The firm is also grooming its talent by building a training facility in Dallas known as Deloitte University. The physical facility is now in its pilot phase and Salzberg said the U.S. member firm, Deloitte LLP, is now beginning to use it for training. Salzberg used to be CEO of the U.S. firm before he was promoted to global CEO earlier this year, succeeding James Quigley.

“Our people are now beginning to reap the benefits from a talent perspective,” Salzberg said of the training facility. “Our people have recognized the commitment we have made and that is working out extremely well. It’s in the early stages of its operation, but the feedback we’ve gotten from our people and recruits and clients has been extraordinary, and it’s validating the strategy we had in the first place. We’re looking to get the concept throughout the member firms.”

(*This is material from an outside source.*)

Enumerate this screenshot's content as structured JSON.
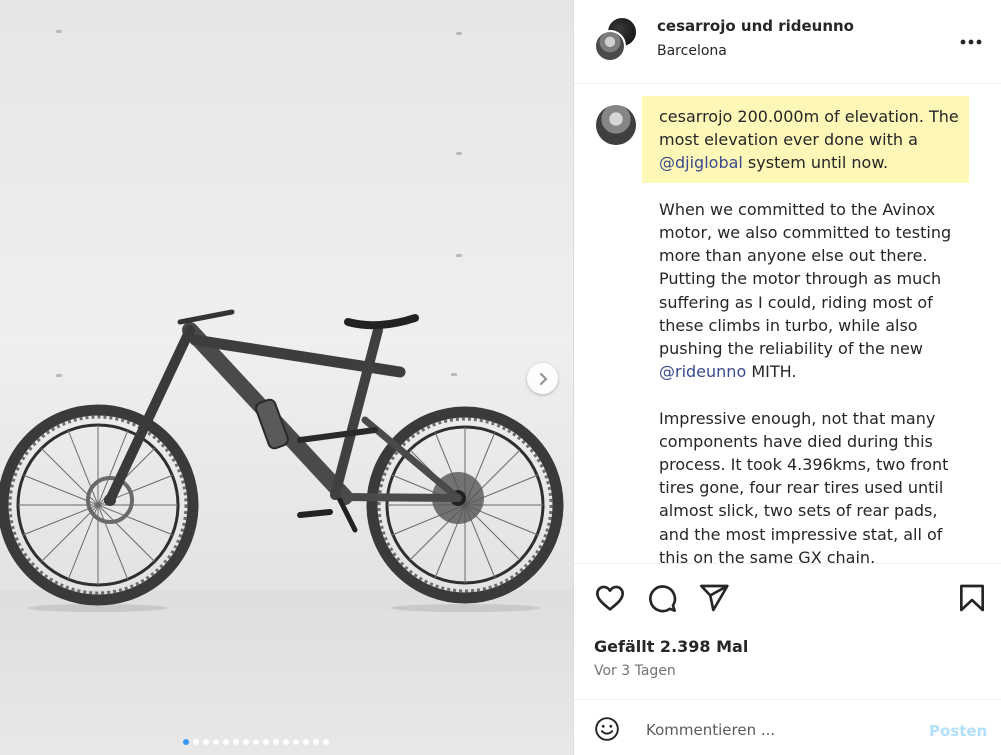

The firm’s audit unit, Deloitte Audit, has also been developing a new audit approach and technology. “We’re changing the methodology of how we deliver an audit, and that investment is in the $300 million range so far,” said Salzberg. “We expect to be able to roll out this approach very, very soon. It’s a significant investment in an important business that serves the public interest. It is designed to improve our audit quality and provide greater insights for our clients and the foundation for ongoing innovation. We’re very excited about it. It’s an enterprise-wide foundation that includes firm analytics and bumps up our ability to deliver on our commitments to our clients in this very challenging market environment.”

Salzberg acknowledged that Deloitte’s network of firms is facing an uncertain economy and a difficult environment globally in the year ahead. “Our expectation is that our performance in the fiscal year that we just started will mirror the performance we had in the last year,” he said. “We will continue to make investments and continue to hire a robust number of people.”